A Writer’s People

My review of Naipaul’s latest appeared in the Sunday Indian (Oct 15-21). An excerpt:
In [A Writer’s People], Naipaul is reading and writing only in the way a novelist can. In two brief but beautiful paragraphs, he presents a portrait of contrasting ambitions. First, Balzac’s Rastignac on a hill at evening above the cemetery of Paris. Rastignac stands overlooking the ‘hive’ of the famous city, and vows to taste its honey on his lips. Then, Gandhi in South Africa. The Indian leader, Naipaul writes, “has no idea of the unbearable beauty of the hostile city.” He only has “small, manageable political aims.” As he matures, his vision widens, and the nature of his rebellion grows. Writes Naipaul, “His politics becomes indistinguishable from his spirituality. There has never been any taste of honey on his lips.”
But the more indelible images come from Naipaul’s own past. At his grandmother’s house in Trinidad, back in 1944 or 1945, there was a Hindi-speaking mattress-maker who had come from India, perhaps one of the last recruits under the system of indentureship. A young Naipaul (twelve- or thirteen-year-old) wanted to know the man’s story and hear from him about India.
He writes, “I tried to make my questions as small as possible. I asked what he remembered most about India. He thought about it for some time and said, ‘There was a railway station.’ That was all I could get out of him.”
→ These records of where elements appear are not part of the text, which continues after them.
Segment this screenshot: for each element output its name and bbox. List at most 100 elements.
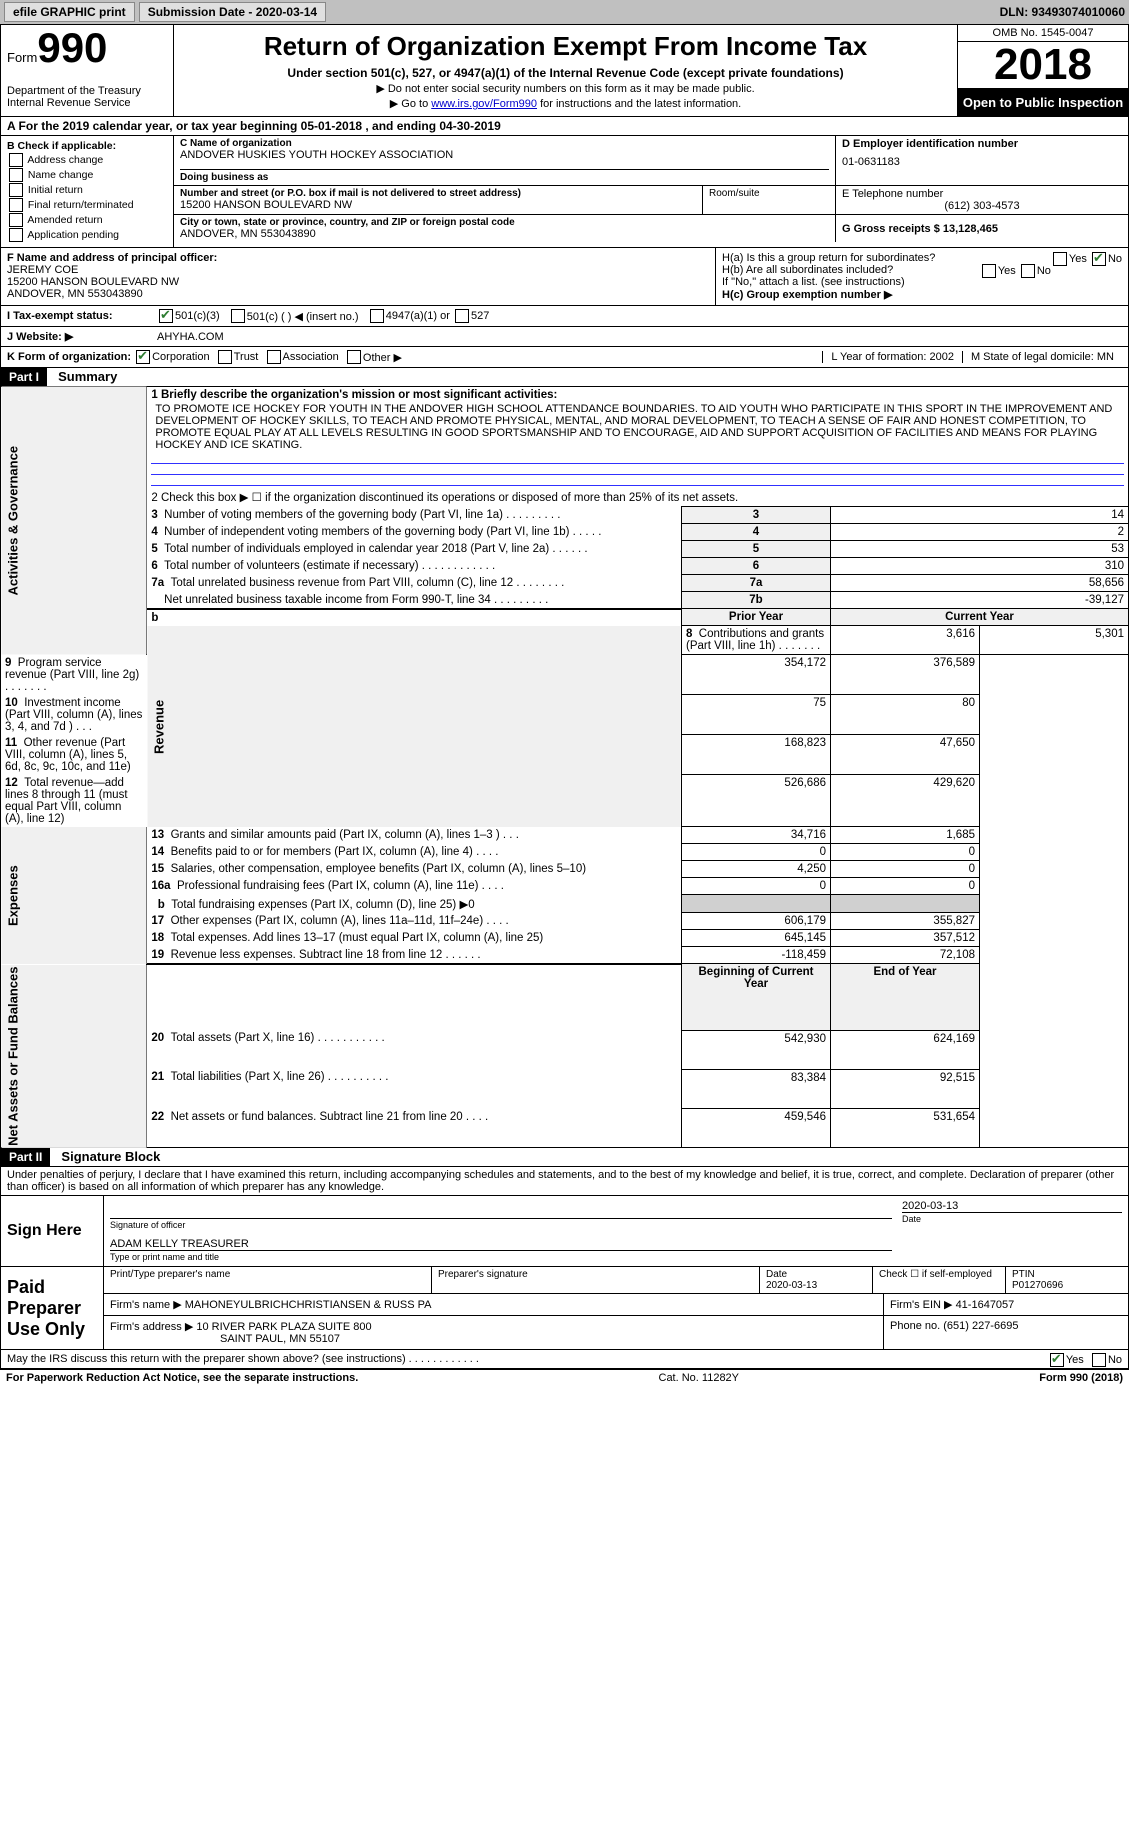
chk-final-return[interactable] <box>9 198 23 212</box>
ag-val-3: 14 <box>831 507 1129 524</box>
phone-value: (612) 303-4573 <box>842 200 1122 212</box>
prep-name-hdr: Print/Type preparer's name <box>104 1267 432 1293</box>
prep-self: Check ☐ if self-employed <box>873 1267 1006 1293</box>
footer-mid: Cat. No. 11282Y <box>659 1372 740 1384</box>
side-exp: Expenses <box>1 827 147 964</box>
dba-label: Doing business as <box>180 169 829 183</box>
rev-n-10: 10 <box>5 697 18 709</box>
rev-lbl-8: Contributions and grants (Part VIII, lin… <box>686 628 824 652</box>
na-p-20: 542,930 <box>682 1030 831 1069</box>
footer: For Paperwork Reduction Act Notice, see … <box>0 1369 1129 1386</box>
sig-date: 2020-03-13 <box>902 1200 1122 1212</box>
efile-print-button[interactable]: efile GRAPHIC print <box>4 2 135 22</box>
mayirs-yes-lbl: Yes <box>1066 1354 1084 1366</box>
goto-pre: ▶ Go to <box>390 98 431 110</box>
room-suite-label: Room/suite <box>702 186 835 214</box>
rev-p-10: 75 <box>682 695 831 735</box>
officer-addr1: 15200 HANSON BOULEVARD NW <box>7 276 709 288</box>
part1-title: Summary <box>58 369 117 384</box>
chk-other[interactable] <box>347 350 361 364</box>
rev-p-9: 354,172 <box>682 655 831 695</box>
na-c-22: 531,654 <box>831 1109 980 1148</box>
ag-box-6: 6 <box>682 558 831 575</box>
hb-yes-lbl: Yes <box>998 265 1016 277</box>
side-na: Net Assets or Fund Balances <box>1 964 147 1148</box>
dln-label: DLN: 93493074010060 <box>1000 5 1125 19</box>
ha-no[interactable] <box>1092 252 1106 266</box>
ag-box-4: 4 <box>682 524 831 541</box>
chk-address-change[interactable] <box>9 153 23 167</box>
chk-501c3[interactable] <box>159 309 173 323</box>
exp-p-16b <box>682 895 831 913</box>
header-left: Form990 Department of the Treasury Inter… <box>1 25 174 116</box>
exp-c-13: 1,685 <box>831 827 980 844</box>
open-to-public: Open to Public Inspection <box>958 89 1128 116</box>
exp-lbl-18: Total expenses. Add lines 13–17 (must eq… <box>171 932 544 944</box>
ein-value: 01-0631183 <box>842 156 1122 168</box>
year-formation: L Year of formation: 2002 <box>822 351 962 363</box>
top-bar: efile GRAPHIC print Submission Date - 20… <box>0 0 1129 25</box>
chk-trust[interactable] <box>218 350 232 364</box>
form-prefix: Form <box>7 50 37 65</box>
box-i: I Tax-exempt status: 501(c)(3) 501(c) ( … <box>0 306 1129 327</box>
irs-link[interactable]: www.irs.gov/Form990 <box>431 98 537 110</box>
box-c-wrap: C Name of organization ANDOVER HUSKIES Y… <box>174 136 1128 247</box>
k-label: K Form of organization: <box>7 351 131 363</box>
rev-n-12: 12 <box>5 777 18 789</box>
mayirs-no[interactable] <box>1092 1353 1106 1367</box>
chk-name-change[interactable] <box>9 168 23 182</box>
tax-year: 2018 <box>958 42 1128 89</box>
exp-n-16a: 16a <box>151 880 170 892</box>
firm-phone: (651) 227-6695 <box>943 1320 1018 1332</box>
firm-ein: 41-1647057 <box>956 1299 1015 1311</box>
part2-tag: Part II <box>1 1148 50 1166</box>
chk-corp[interactable] <box>136 350 150 364</box>
form-subtitle: Under section 501(c), 527, or 4947(a)(1)… <box>182 66 949 80</box>
box-k: K Form of organization: Corporation Trus… <box>0 347 1129 368</box>
na-p-21: 83,384 <box>682 1069 831 1108</box>
rev-p-11: 168,823 <box>682 735 831 775</box>
firm-addr1: 10 RIVER PARK PLAZA SUITE 800 <box>196 1321 371 1333</box>
chk-amended-return[interactable] <box>9 213 23 227</box>
header-right: OMB No. 1545-0047 2018 Open to Public In… <box>957 25 1128 116</box>
exp-c-14: 0 <box>831 844 980 861</box>
rev-lbl-11: Other revenue (Part VIII, column (A), li… <box>5 737 131 773</box>
org-name: ANDOVER HUSKIES YOUTH HOCKEY ASSOCIATION <box>180 149 829 161</box>
na-lbl-21: Total liabilities (Part X, line 26) . . … <box>171 1071 389 1083</box>
ag-lbl-5: Total number of individuals employed in … <box>164 543 587 555</box>
lbl-527: 527 <box>471 310 489 322</box>
rev-n-11: 11 <box>5 737 17 749</box>
chk-initial-return[interactable] <box>9 183 23 197</box>
chk-assoc[interactable] <box>267 350 281 364</box>
exp-c-16a: 0 <box>831 878 980 895</box>
lbl-final-return: Final return/terminated <box>28 199 134 211</box>
submission-date-button[interactable]: Submission Date - 2020-03-14 <box>139 2 326 22</box>
exp-n-18: 18 <box>151 932 164 944</box>
hb-yes[interactable] <box>982 264 996 278</box>
mayirs-yes[interactable] <box>1050 1353 1064 1367</box>
part2-bar: Part II Signature Block <box>0 1148 1129 1167</box>
side-ag: Activities & Governance <box>1 387 147 655</box>
side-rev: Revenue <box>147 626 682 827</box>
hb-no-lbl: No <box>1037 265 1051 277</box>
hb-no[interactable] <box>1021 264 1035 278</box>
ag-row: Net unrelated business taxable income fr… <box>1 592 1129 609</box>
ag-row: 5 Total number of individuals employed i… <box>1 541 1129 558</box>
lbl-name-change: Name change <box>28 169 93 181</box>
ag-lbl-7a: Total unrelated business revenue from Pa… <box>171 577 565 589</box>
na-lbl-22: Net assets or fund balances. Subtract li… <box>171 1111 489 1123</box>
lbl-501c: 501(c) ( ) ◀ (insert no.) <box>247 310 359 323</box>
firm-name: MAHONEYULBRICHCHRISTIANSEN & RUSS PA <box>185 1299 432 1311</box>
chk-527[interactable] <box>455 309 469 323</box>
ha-no-lbl: No <box>1108 253 1122 265</box>
ha-yes[interactable] <box>1053 252 1067 266</box>
part1-bar: Part I Summary <box>0 368 1129 387</box>
chk-application-pending[interactable] <box>9 228 23 242</box>
rev-n-8: 8 <box>686 628 692 640</box>
website-label: J Website: ▶ <box>7 330 157 343</box>
firm-name-lab: Firm's name ▶ <box>110 1299 182 1311</box>
exp-n-15: 15 <box>151 863 164 875</box>
chk-4947[interactable] <box>370 309 384 323</box>
exp-lbl-13: Grants and similar amounts paid (Part IX… <box>171 829 519 841</box>
chk-501c[interactable] <box>231 309 245 323</box>
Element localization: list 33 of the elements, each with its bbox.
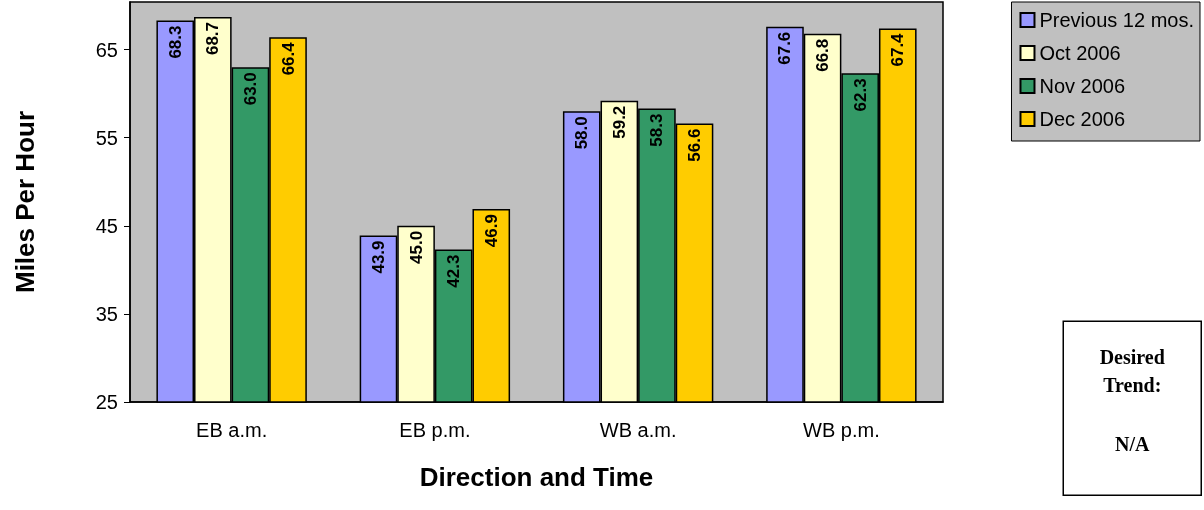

Several pages later Naipaul returns to the mattress-maker: “He would not have had the means to tell me about India. He could think only about the biggest and most modern thing he remembered: the railway station. He would have been separate, culturally far away, from his children. He was as solitary as he appeared.”
This is a part of the book’s argument. Experience is not enough; you also need words. Words by themselves aren’t sufficient either, of course. You need ways of seeing and feeling.